‘Deactivated brake’: 3 arrested in connection to cable car disaster in Italy


Toronto, May 27: Italian police on Wednesday said that they have arrested three people in an investigation into a cable car, known as “Gondola” crash in the Piedmont Mountains that left 14 people dead (in the pic by italian Vigili del Fuoco).
These three people, all involved in management of the cable car, have been accused of deliberately deactivating the emergency brake that could have stopped it slamming into the side of the mountain when the cable snapped on Sunday afternoon. These arrestees are: Luigi Nerini, the owner of the Ferrovie del Mottarone cable car company, will be remanded in custody at a prison in the city of Verbania for 48 hours, police said. Director Enrico Perocchio and Gabriele Tadini, an engineer at the company, will also be held, they added. Police believe the men “blocked the safety brakes,” said the commander in charge of the investigation. They also believe the men knew that a safety brake system in the cable car was disabled.

“The public prosecutor’s office has ordered three arrests for removal or omission of precautions against accidents at work,” a spokesman for the carabinieri police told.

Of the 15 people travelling in the cable car at Mottarone, a scenic location overlooking Lake Maggiore in the northwest region of Piedmont, 14 were killed. A five-year-old boy who is currently in a critical condition was the only survivor. A nine-year-old boy was also among the victims.

It has been learnt that, these three suspects accused of deliberately deactivating the brake that could have stopped the car flying backwards when the cable snapped, to avoid delays following a malfunction.

The prosecutor Limpia Bossi told reporters that, “It was a conscious choice, absolutely conscious.
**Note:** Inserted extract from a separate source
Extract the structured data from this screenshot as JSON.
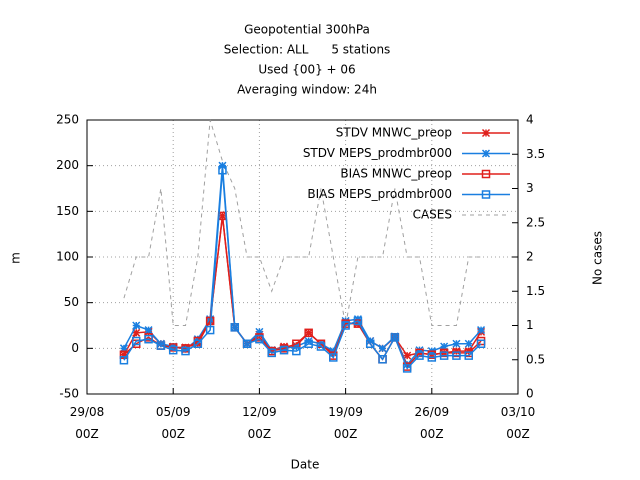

That’s it. It was not an occasional omission or forgetfulness. It was a conscious decision to disarm… to deactivate this emergency system in order to remedy what we have been told were problems, technical problems that were occurring on the line.”

The gondola came down Sunday as it was making the 20-minute journey from Stresa, a small town on the banks of Lake Maggiore around 55 miles north of Milan, to the summit of the Mottarone mountain in the Alps, almost 4,500 feet above sea level. It was nearing the end of its journey when the lead cable snapped. The gondola slipped back at a rapid speed until it pulled off the cable and plunged 60 feet to the ground where it rolled over several times until it was stopped by trees. It was still unclear why the lead cable snapped.

The only 5-year-old survived Israeli boy who was taken to the Regina Margherita Hospital in the city of Turin with fractures to his legs and trauma to his body. He is in stable but critical condition and slowly coming out of a medically induced coma but is not yet conscious, hospital spokesman Paolo Berra updated Wednesday.